The finance minister now projects that the budget deficit will likely be much higher than in previous years. Ministry calculations show it might reach 8-9% of GDP. Not so long ago, it had expected a 7-9% budget deficit for 2020.
According to analysts at Hungarian business site portfolio.hu, the fact that the ministry outlines a time span until 2023 suggests that the government does not plan to return to the 1-3% budget deficit any time sooner, which is not surprising, looking at this year’s larger deficit and worsening economic outlook.
A similar projection was given by Danske Bank A/S recently: The Danish bank said that Hungary’s economy, similarly to that of the Czech Republic, will shrink by around 6% this year, due to the strong second wave of the coronavirus pandemic.
The fact that the projection is close to that of the Hungarian government means that the bank’s analysts have not become particularly pessimistic in spite of the quick spread of the virus. As for 2021 and 2022, however, Danske Bank puts Hungary’s economic growth at 4%, which would be the lowest among its peers in the region.
ʼVʼ-shaped no More
The latest forecast by the Ministry of Finance clearly shows that a “V”-shaped recovery is now a thing of the past, although not that long ago it was thought a likely outcome. Back in September, in its quarterly Inflation Report, the National Bank of Hungary (MNB) expected them to contract between 5.1-6.8% this year and annual inflation to be 3.5-3.6%.
The central bank also said it expected the economy to rebound next year, with predicted growth of between 4.4 and 6.8% and inflation between 3.4 and 3.6%. For 2022, the MNB expects growth to be between 4.5 and 5.7% and inflation to be 3%. The central bank predicted that economic activity will return to pre-crisis level by the beginning of 2022.

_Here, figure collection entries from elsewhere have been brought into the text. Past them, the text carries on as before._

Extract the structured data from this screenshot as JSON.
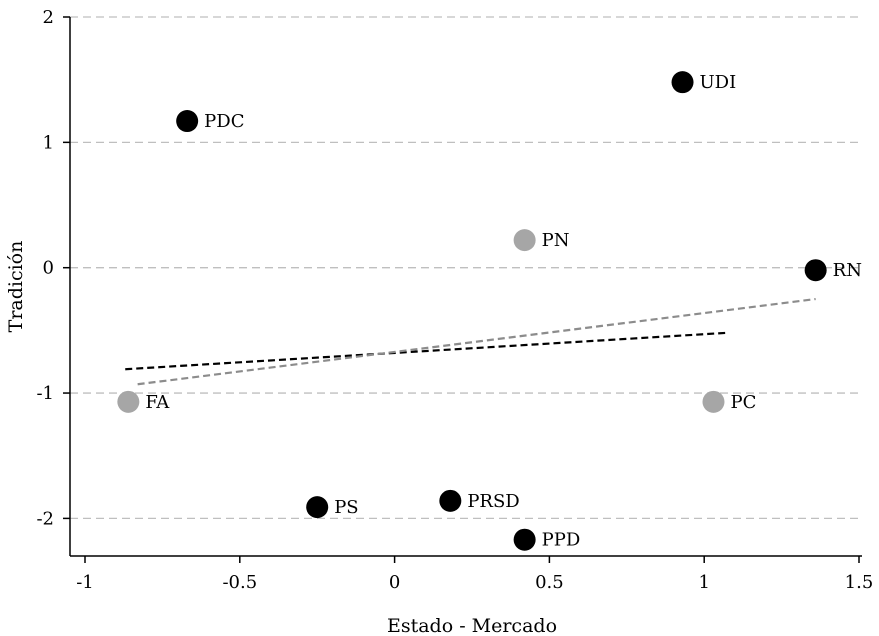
{
  "chart_data": {
    "type": "scatter",
    "title": "",
    "xlabel": "Estado - Mercado",
    "ylabel": "Tradición",
    "xlim": [
      -1,
      1.5
    ],
    "ylim": [
      -2.3,
      2
    ],
    "x_ticks": [
      -1,
      -0.5,
      0,
      0.5,
      1,
      1.5
    ],
    "y_ticks": [
      2,
      1,
      0,
      -1,
      -2
    ],
    "grid": "horizontal dashed",
    "colors": {
      "black_points": "#000000",
      "gray_points": "#a6a6a6",
      "black_fit": "#000000",
      "gray_fit": "#8c8c8c",
      "grid": "#bfbfbf"
    },
    "points": [
      {
        "label": "PDC",
        "x": -0.67,
        "y": 1.17,
        "color": "black"
      },
      {
        "label": "UDI",
        "x": 0.93,
        "y": 1.48,
        "color": "black"
      },
      {
        "label": "PN",
        "x": 0.42,
        "y": 0.22,
        "color": "gray"
      },
      {
        "label": "RN",
        "x": 1.36,
        "y": -0.02,
        "color": "black"
      },
      {
        "label": "FA",
        "x": -0.86,
        "y": -1.07,
        "color": "gray"
      },
      {
        "label": "PC",
        "x": 1.03,
        "y": -1.07,
        "color": "gray"
      },
      {
        "label": "PS",
        "x": -0.25,
        "y": -1.91,
        "color": "black"
      },
      {
        "label": "PRSD",
        "x": 0.18,
        "y": -1.86,
        "color": "black"
      },
      {
        "label": "PPD",
        "x": 0.42,
        "y": -2.17,
        "color": "black"
      }
    ],
    "fit_lines": [
      {
        "color": "black",
        "x": [
          -0.87,
          1.07
        ],
        "y": [
          -0.81,
          -0.52
        ]
      },
      {
        "color": "gray",
        "x": [
          -0.83,
          1.36
        ],
        "y": [
          -0.93,
          -0.25
        ]
      }
    ]
  }
}
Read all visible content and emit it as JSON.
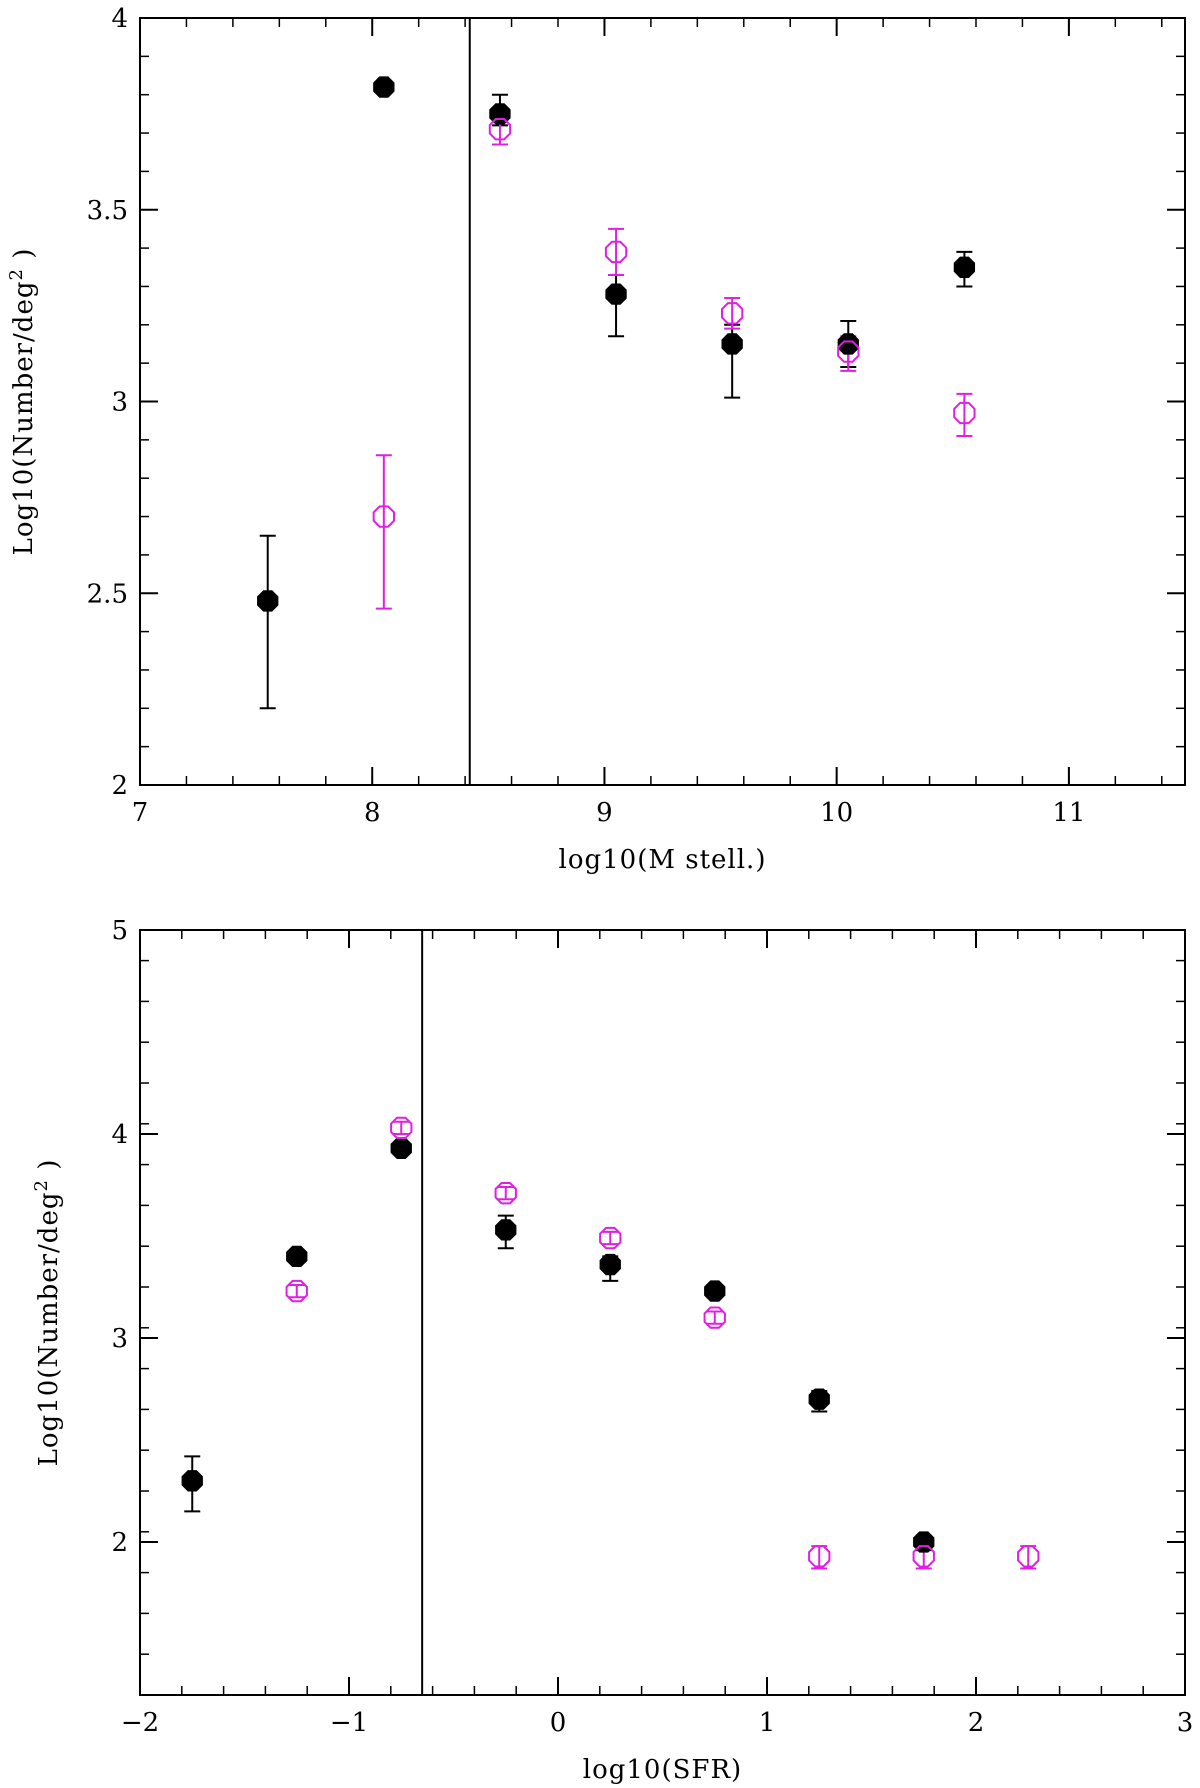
{
  "chart_data": [
    {
      "type": "scatter",
      "xlabel": "log10(M  stell.)",
      "ylabel": "Log10(Number/deg",
      "ylabel_sup": "2",
      "ylabel_end": " )",
      "xlim": [
        7,
        11.5
      ],
      "ylim": [
        2,
        4
      ],
      "x_ticks": [
        7,
        8,
        9,
        10,
        11
      ],
      "x_tick_labels": [
        "7",
        "8",
        "9",
        "10",
        "11"
      ],
      "x_minor_step": 0.2,
      "y_ticks": [
        2,
        2.5,
        3,
        3.5,
        4
      ],
      "y_tick_labels": [
        "2",
        "2.5",
        "3",
        "3.5",
        "4"
      ],
      "y_minor_step": 0.1,
      "vline": 8.42,
      "series": [
        {
          "name": "filled",
          "style": "filled",
          "color": "#000000",
          "points": [
            {
              "x": 7.55,
              "y": 2.48,
              "lo": 2.2,
              "hi": 2.65
            },
            {
              "x": 8.05,
              "y": 3.82,
              "lo": 3.82,
              "hi": 3.82
            },
            {
              "x": 8.55,
              "y": 3.75,
              "lo": 3.72,
              "hi": 3.8
            },
            {
              "x": 9.05,
              "y": 3.28,
              "lo": 3.17,
              "hi": 3.33
            },
            {
              "x": 9.55,
              "y": 3.15,
              "lo": 3.01,
              "hi": 3.2
            },
            {
              "x": 10.05,
              "y": 3.15,
              "lo": 3.09,
              "hi": 3.21
            },
            {
              "x": 10.55,
              "y": 3.35,
              "lo": 3.3,
              "hi": 3.39
            }
          ]
        },
        {
          "name": "open",
          "style": "open",
          "color": "#e020e0",
          "points": [
            {
              "x": 8.05,
              "y": 2.7,
              "lo": 2.46,
              "hi": 2.86
            },
            {
              "x": 8.55,
              "y": 3.71,
              "lo": 3.67,
              "hi": 3.74
            },
            {
              "x": 9.05,
              "y": 3.39,
              "lo": 3.33,
              "hi": 3.45
            },
            {
              "x": 9.55,
              "y": 3.23,
              "lo": 3.19,
              "hi": 3.27
            },
            {
              "x": 10.05,
              "y": 3.13,
              "lo": 3.08,
              "hi": 3.17
            },
            {
              "x": 10.55,
              "y": 2.97,
              "lo": 2.91,
              "hi": 3.02
            }
          ]
        }
      ]
    },
    {
      "type": "scatter",
      "xlabel": "log10(SFR)",
      "ylabel": "Log10(Number/deg",
      "ylabel_sup": "2",
      "ylabel_end": " )",
      "xlim": [
        -2,
        3
      ],
      "ylim": [
        1.25,
        5
      ],
      "x_ticks": [
        -2,
        -1,
        0,
        1,
        2,
        3
      ],
      "x_tick_labels": [
        "−2",
        "−1",
        "0",
        "1",
        "2",
        "3"
      ],
      "x_minor_step": 0.2,
      "y_ticks": [
        2,
        3,
        4,
        5
      ],
      "y_tick_labels": [
        "2",
        "3",
        "4",
        "5"
      ],
      "y_minor_step": 0.2,
      "vline": -0.65,
      "series": [
        {
          "name": "filled",
          "style": "filled",
          "color": "#000000",
          "points": [
            {
              "x": -1.75,
              "y": 2.3,
              "lo": 2.15,
              "hi": 2.42
            },
            {
              "x": -1.25,
              "y": 3.4,
              "lo": 3.4,
              "hi": 3.4
            },
            {
              "x": -0.75,
              "y": 3.93,
              "lo": 3.93,
              "hi": 3.93
            },
            {
              "x": -0.25,
              "y": 3.53,
              "lo": 3.44,
              "hi": 3.6
            },
            {
              "x": 0.25,
              "y": 3.36,
              "lo": 3.28,
              "hi": 3.4
            },
            {
              "x": 0.75,
              "y": 3.23,
              "lo": 3.2,
              "hi": 3.26
            },
            {
              "x": 1.25,
              "y": 2.7,
              "lo": 2.64,
              "hi": 2.74
            },
            {
              "x": 1.75,
              "y": 2.0,
              "lo": 1.96,
              "hi": 2.03
            }
          ]
        },
        {
          "name": "open",
          "style": "open",
          "color": "#e020e0",
          "points": [
            {
              "x": -1.25,
              "y": 3.23,
              "lo": 3.2,
              "hi": 3.26
            },
            {
              "x": -0.75,
              "y": 4.03,
              "lo": 4.0,
              "hi": 4.06
            },
            {
              "x": -0.25,
              "y": 3.71,
              "lo": 3.68,
              "hi": 3.74
            },
            {
              "x": 0.25,
              "y": 3.49,
              "lo": 3.46,
              "hi": 3.52
            },
            {
              "x": 0.75,
              "y": 3.1,
              "lo": 3.07,
              "hi": 3.13
            },
            {
              "x": 1.25,
              "y": 1.93,
              "lo": 1.87,
              "hi": 1.98
            },
            {
              "x": 1.75,
              "y": 1.93,
              "lo": 1.87,
              "hi": 1.98
            },
            {
              "x": 2.25,
              "y": 1.93,
              "lo": 1.87,
              "hi": 1.98
            }
          ]
        }
      ]
    }
  ]
}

In the meantime, the Central Statistical Office (KSH) has released revised data for Hungary’s general government deficit for 2019. The KSH said on October 27 that Hungary’s general government ran a HUF 985 bln deficit last year, equivalent to 2.1% of GDP.
The deficit was revised up from HUF 958 bln, equivalent to 2% of GDP, in a preliminary reading released in the spring. KSH noted that MNB data shows government sector debt reached HUF 31.078 tln at the end of 2019, equivalent to 65.4% of GDP.
Numbers to Watch in the Coming Weeks
The Central Statistical Office will publish several important data sets in the upcoming two weeks. Yesterday, it was due to release unemployment and employment data for the period between July and September, followed today (Friday) by the earnings statistics for the January-August period the very next day. Also on October 30, the KSH will publish the second estimate of data for external trade in goods for August. September retail trade figures will come out on November 5, together with the number of construction permits issued in the first three-quarters of the year. The next day will show whether the August pick-up in industry continued into September, and also how the tourism sector was doing in the first month of fall. The October consumer price index will be released on November 10.